O semiárido brasileiro entra em seu sexto ano consecutivo de seca, considerada uma das mais severas das últimas décadas. A população dessa região convive com a estiagem por saber que o problema não é a seca, este fenômeno da natureza, mas sim a concentração de terras e de água, dois problemas estruturais que aprofundam as desigualdades sociais no Sertão e colocam um grande desafio para a população dessas regiões.
Neste último domingo (19), dia de São José, assistimos a milhares nordestinos e nordestinas que se deslocaram para a cidade de Monteiro, no interior da Paraíba, para presenciar a inauguração popular da Transposição do São Francisco. O evento contou com a participação do ex-presidente Luiz Inácio Lula da Silva e da presidente democraticamente eleita Dilma Rousseff, além de artistas, políticos e cerca de 50 mil pessoas de vários municípios e estados vizinhos.
A obra da Transposição foi iniciada em 2007 durante o segundo mandato do governo Lula e um trecho da obra foi entregue este ano, já durante o governo ilegítimo de Michel Temer. O projeto se propõe a levar as águas do rio a locais onde antes ele não chegava, deslocando-o de seu trajeto comum. A proposta seria então amenizar a deficiência hídrica da região do semiárido. Nesse contexto há quem dispute a “paternidade” da obra por saber de sua abrangência entre os estados de Pernambuco, Paraíba, Rio Grande do Norte e Ceará.
Por outro lado, as perguntas que os movimentos populares fazem desde o início desse grande empreendimento é: para quê e, principalmente, para quem esta obra foi feita? A Transposição é a melhor maneira de solucionar o problema da falta de água no semiárido brasileiro? Como é possível desenvolver tecnologias que sirvam à convivência da população com o semiárido?
Sabemos que naquela região onde está localizado o município de Monteiro há menos de 5% das reservas hídricas do país. Por isso é inevitável não se emocionar ao ver a felicidade das pessoas com a chegada da água. Entretanto, sabemos também que o percurso do rio com a Transposição facilita a captação de água por parte das indústrias do agronegócio, que já concentram boa parte desse recurso, além do fato de que sua construção desalojou milhares de famílias e comunidades indígenas e quilombolas.

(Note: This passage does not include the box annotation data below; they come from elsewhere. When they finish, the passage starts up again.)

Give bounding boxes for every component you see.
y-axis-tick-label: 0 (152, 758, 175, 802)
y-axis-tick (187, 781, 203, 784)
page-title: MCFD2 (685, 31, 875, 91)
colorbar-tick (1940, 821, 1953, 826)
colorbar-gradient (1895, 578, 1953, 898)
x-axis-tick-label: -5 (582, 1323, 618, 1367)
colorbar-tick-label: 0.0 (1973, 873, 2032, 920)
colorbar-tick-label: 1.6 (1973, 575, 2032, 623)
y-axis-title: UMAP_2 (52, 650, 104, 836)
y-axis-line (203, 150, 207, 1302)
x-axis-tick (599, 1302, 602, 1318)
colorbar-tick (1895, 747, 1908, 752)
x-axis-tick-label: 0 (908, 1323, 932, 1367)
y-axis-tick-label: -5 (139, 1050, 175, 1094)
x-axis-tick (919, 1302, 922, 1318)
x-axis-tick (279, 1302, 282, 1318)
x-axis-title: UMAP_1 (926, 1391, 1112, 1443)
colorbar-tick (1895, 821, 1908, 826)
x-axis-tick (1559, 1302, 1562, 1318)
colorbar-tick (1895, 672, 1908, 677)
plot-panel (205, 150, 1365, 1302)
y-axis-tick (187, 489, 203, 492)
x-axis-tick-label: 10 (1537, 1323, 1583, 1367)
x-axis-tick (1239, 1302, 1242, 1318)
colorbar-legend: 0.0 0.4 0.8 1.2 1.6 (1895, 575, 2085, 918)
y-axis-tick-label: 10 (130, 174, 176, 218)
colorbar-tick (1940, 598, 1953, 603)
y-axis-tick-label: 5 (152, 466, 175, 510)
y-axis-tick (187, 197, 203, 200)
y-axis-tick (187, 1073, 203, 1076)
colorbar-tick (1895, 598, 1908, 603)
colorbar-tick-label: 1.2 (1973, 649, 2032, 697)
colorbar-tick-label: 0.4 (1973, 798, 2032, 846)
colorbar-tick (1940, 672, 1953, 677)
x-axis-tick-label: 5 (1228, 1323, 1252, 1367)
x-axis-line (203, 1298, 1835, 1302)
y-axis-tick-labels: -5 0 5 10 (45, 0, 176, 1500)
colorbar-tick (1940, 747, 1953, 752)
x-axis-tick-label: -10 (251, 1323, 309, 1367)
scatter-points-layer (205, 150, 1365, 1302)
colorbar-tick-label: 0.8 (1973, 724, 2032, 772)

O sorriso de tantas e tantos sertanejos comoveu o Brasil no último domingo. A esperança de que a seca a partir de agora não castigará tanto nos próximos períodos é o que dá forças para seguir, mesmo em tempos de golpe e redução de direitos. No entanto, a inauguração dessa etapa da Transposição se coloca nesse momento como o início de um novo ciclo de luta, a luta pelo direito à água. Para que ela permaneça chegando nas torneiras das casas do povo e não das empresas.
É momento de permanecer, do Sertão ao litoral, despertos, atentas e fortes contra todas as tentativas de retirar aquilo que é direito do povo. Que as águas do Velho Chico sirvam, afinal, para a vida e não para o lucro dos capitalistas do agronegócio.